The high court debate was an unusually lopsided one in which neither lawyer gave a full-throated defense of the 1997 ruling. Solicitor General Noel Francisco, whose office normally defends the authority of administrative agencies, urged the court to limit use of the Auer ruling without tossing it out altogether.

Scalia’s Regrets

The Auer ruling was written by the late Justice Antonin Scalia, a conservative icon who later came to regret the decision.

Justice Sonia Sotomayor said U.S. courts have been deferring to expert administrators since the early 1800s. She said deference gives the public confidence that an agency’s interpretation is the governing standard.

"Regulated parties need to have a starting point of understanding how their conduct will be viewed," she said.

Justice Elena Kagan said the "underpinning" of the Auer decision was a recognition that federal agencies are experts in their subject areas.

"Its underpinning is an idea that judges are far less suited to make these kind of minute decisions of agency policy than agency decision-makers are," she said.

But Gorsuch said there was value in having an "independent judge" decide what the law is. “That seems to me a significant promise, especially to the least and most vulnerable among us," he said.

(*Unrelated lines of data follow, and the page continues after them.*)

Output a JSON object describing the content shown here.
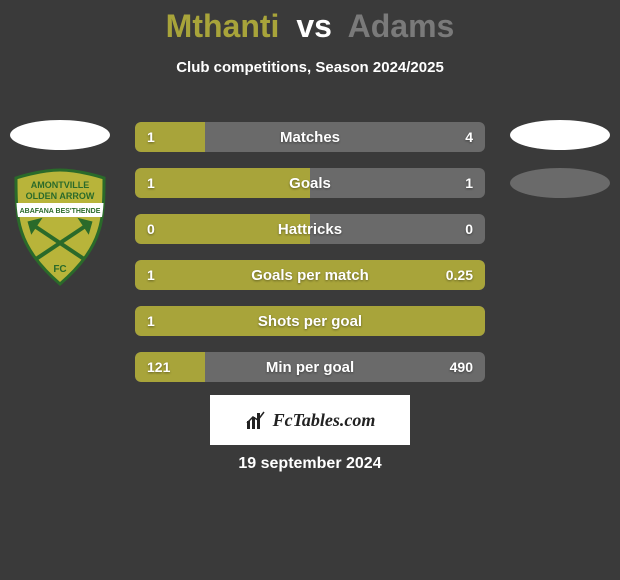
{
  "title": {
    "player1": "Mthanti",
    "vs": "vs",
    "player2": "Adams"
  },
  "subtitle": "Club competitions, Season 2024/2025",
  "colors": {
    "player1": "#a8a43a",
    "player2": "#6a6a6a",
    "background": "#3a3a3a",
    "text": "#ffffff",
    "brand_bg": "#ffffff",
    "brand_text": "#222222"
  },
  "badge": {
    "top_text": "AMONTVILLE",
    "mid_text": "OLDEN ARROW",
    "band_text": "ABAFANA BES'THENDE",
    "fc": "FC",
    "outer_fill": "#b8b43a",
    "band_fill": "#ffffff",
    "band_text_color": "#2a6a2a",
    "arrow_fill": "#2a6a2a"
  },
  "bars": [
    {
      "label": "Matches",
      "left": "1",
      "right": "4",
      "left_pct": 20,
      "full_left": false
    },
    {
      "label": "Goals",
      "left": "1",
      "right": "1",
      "left_pct": 50,
      "full_left": false
    },
    {
      "label": "Hattricks",
      "left": "0",
      "right": "0",
      "left_pct": 50,
      "full_left": false
    },
    {
      "label": "Goals per match",
      "left": "1",
      "right": "0.25",
      "left_pct": 100,
      "full_left": true
    },
    {
      "label": "Shots per goal",
      "left": "1",
      "right": "",
      "left_pct": 100,
      "full_left": true
    },
    {
      "label": "Min per goal",
      "left": "121",
      "right": "490",
      "left_pct": 20,
      "full_left": false
    }
  ],
  "brand": "FcTables.com",
  "date": "19 september 2024"
}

The case before the justices involves James Kisor, a Vietnam War veteran who says he suffers from post-traumatic stress syndrome and is seeking retroactive benefits.

Veteran’s Benefits

Kisor says the U.S. Department of Veterans Affairs should reconsider its denial of his 1982 claim for benefits because it didn’t consider important evidence about his combat service. The case turns on a VA regulation that requires reconsideration if “relevant” service records come to the department’s attention.

Kisor’s lawyer, Paul Hughes, said agencies that change the meaning of their regulations should be required to go through a formal notice-and-comment process, as set out in the 1946 Administrative Procedure Act.

The Auer ruling involved a Labor Department regulation on overtime pay. The court said administrative agencies are entitled to deference unless their interpretations of their regulations are clearly wrong.

It extended a 1945 ruling, known as Bowles v. Seminole Rock, that deferred to a World War II price-control board in its interpretation of a regulation that governed building materials.

Overturning Auer might hurt some business interests in the short term, undermining efforts by President Donald Trump’s administration to roll back rules governing pollution, drilling and the workforce. Critics say the long-run benefits of restraining agencies are worth the short-term disruption.

A victory could embolden agency critics to turn their attention to a better-known legal doctrine, known as Chevron deference, which requires courts to yield to agencies on the interpretation of federal statutes.

The court will rule by the end of June. The case is Kisor v. Wilkie, 18-15.